Operators, especially those managing production from deepwater reservoirs, are striving to produce hydrocarbons at higher and higher rates without exposing the wells to completion failure risk. To avoid screen failures, recent studies have favored high rate water pack (HRWP) completions over high-permeability fracturing (HPF), known in the vernacular as a frac&pack (FP) for very high rate wells. While a properly designed gravel pack (GP) completion may prevent sand production, it does not stop formation fines migration, and, over time, fines accumulation in the GP will lead to increasing completion skin. Although, and not always, the skin can be removed by acidizing, it is not practical to perform repeated acid treatments on deepwater wells, particularly those with subsea wellheads, and the alternative has been to subject the completion to increasingly high drawdown, accepting a high skin effect. A far better solution is to use a HPF completion. Of course the execution of a successful HPF is not a trivial exercise, and frequently, there is a steep learning curve for such a practice.
This paper explains the importance in HPF completions of the well trajectory through the interval to be hydraulically fractured, for production, not execution, reasons. A new model quantifies the effect of the well inclination on the connectivity between the fracture and the well via perforations both in terms of the total skin and the screen flow velocity. Guidelines are provided based on the maximum target production rate, including forecasts of multiphase flow, to size the HPF completion to avoid common completion failures that may result from high fluid rate and/or fines movement. Once the HPF is properly designed and executed, the operator should end up with a long term low skin good completion quality well that can be safely produced at the maximum flow rates, with no need for well surveillance and monitoring.
Introduction
The rationale for sand control completions is to prevent production of fines into the well. Given the high well costs in deepwater reservoir developments, profitability requires the wells to be produced at high rates, up to 40,000 STB/D for oil wells and 100
MMSCF/d for gas wells. Typically the reservoirs are capable of delivering the high rates, provided the well completions do not fail.
Operators dealing with subsea flowlines cannot tolerate even minimal fines production. Reasons include the possibility of fines build up, erosion of subsea chokes and hardware, and in severe instances even flowline plugging. Complex flow assurance measures only make the situation worse.
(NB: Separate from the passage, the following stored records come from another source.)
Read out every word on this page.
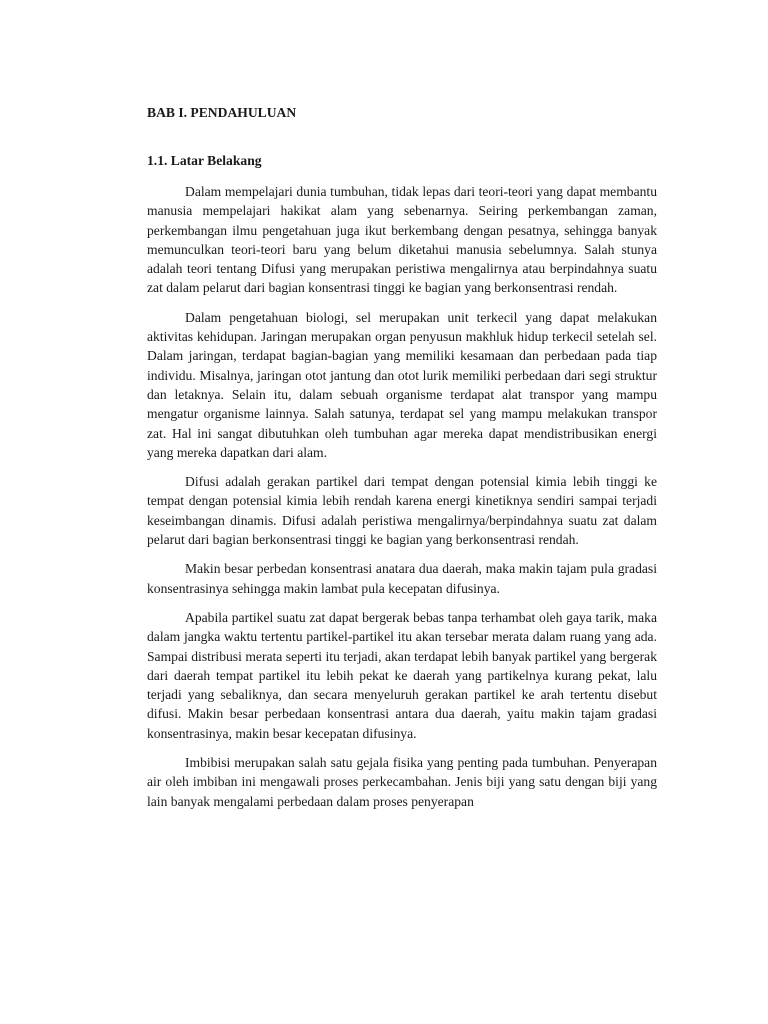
BAB I. PENDAHULUAN

1.1. Latar Belakang

Dalam mempelajari dunia tumbuhan, tidak lepas dari teori-teori yang dapat membantu manusia mempelajari hakikat alam yang sebenarnya. Seiring perkembangan zaman, perkembangan ilmu pengetahuan juga ikut berkembang dengan pesatnya, sehingga banyak memunculkan teori-teori baru yang belum diketahui manusia sebelumnya. Salah stunya adalah teori tentang Difusi yang merupakan peristiwa mengalirnya atau berpindahnya suatu zat dalam pelarut dari bagian konsentrasi tinggi ke bagian yang berkonsentrasi rendah.

Dalam pengetahuan biologi, sel merupakan unit terkecil yang dapat melakukan aktivitas kehidupan. Jaringan merupakan organ penyusun makhluk hidup terkecil setelah sel. Dalam jaringan, terdapat bagian-bagian yang memiliki kesamaan dan perbedaan pada tiap individu. Misalnya, jaringan otot jantung dan otot lurik memiliki perbedaan dari segi struktur dan letaknya. Selain itu, dalam sebuah organisme terdapat alat transpor yang mampu mengatur organisme lainnya. Salah satunya, terdapat sel yang mampu melakukan transpor zat. Hal ini sangat dibutuhkan oleh tumbuhan agar mereka dapat mendistribusikan energi yang mereka dapatkan dari alam.

Difusi adalah gerakan partikel dari tempat dengan potensial kimia lebih tinggi ke tempat dengan potensial kimia lebih rendah karena energi kinetiknya sendiri sampai terjadi keseimbangan dinamis. Difusi adalah peristiwa mengalirnya/berpindahnya suatu zat dalam pelarut dari bagian berkonsentrasi tinggi ke bagian yang berkonsentrasi rendah.

Makin besar perbedan konsentrasi anatara dua daerah, maka makin tajam pula gradasi konsentrasinya sehingga makin lambat pula kecepatan difusinya.

Apabila partikel suatu zat dapat bergerak bebas tanpa terhambat oleh gaya tarik, maka dalam jangka waktu tertentu partikel-partikel itu akan tersebar merata dalam ruang yang ada. Sampai distribusi merata seperti itu terjadi, akan terdapat lebih banyak partikel yang bergerak dari daerah tempat partikel itu lebih pekat ke daerah yang partikelnya kurang pekat, lalu terjadi yang sebaliknya, dan secara menyeluruh gerakan partikel ke arah tertentu disebut difusi. Makin besar perbedaan konsentrasi antara dua daerah, yaitu makin tajam gradasi konsentrasinya, makin besar kecepatan difusinya.

Imbibisi merupakan salah satu gejala fisika yang penting pada tumbuhan. Penyerapan air oleh imbiban ini mengawali proses perkecambahan. Jenis biji yang satu dengan biji yang lain banyak mengalami perbedaan dalam proses penyerapan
Remediation of any of these problems would require an expensive workover. The current emphasis in the literature is on controlling the well flow rate to avoid exceeding estimated velocity or drawdown limits. This is a form of sand management when what is really needed is reliable sand exclusion at target production rates.
Veeken, et al.1 emphasized the importance of close alignment between the wellbore axis and the far field fracture plane. Unless the well is deliberately drilled to align with the fracture plane, their experiments showed that the well would have limited entry effects and reduced productivity due to poor communication between the wellbore and the hydraulic fracture. They stated that communication between the fracture and wellbore is determined by the orientation of the wellbore and perforations with respect to the in-situ stresses. There is also a possibility of forming of multiple fractures. Furthermore, they did a combined theoretical and experimental study to investigate key parameters for well-to-fracture connectivity. A key conclusion in the work by Veeken, et al.1 was a recommendation that the wellbore trajectory be drilled to align normal to minimum horizontal stress, either by drilling vertically through the productive interval or by turning the inclined well to this alignment.
Since then many operators and service providers have rejected the Veeken, et al.1 advice for various reasons. Cleary, et al.2 have recommended pumping strategies that tend to avoid multiple fractures. Also, many of the operators simply overlook altogether the importance of the well trajectory.
Furgier, et al.3 boast that they were able to place high permeability fracture planes in highly deviated wells, as though that were the sole objective, but they also report skins that are consistently well above zero. Furthermore, Furgier, et al.3 concluded that FP completions are common practice in 65° deviated wells and good completion efficiency is achieved (mechanical skin less than 5).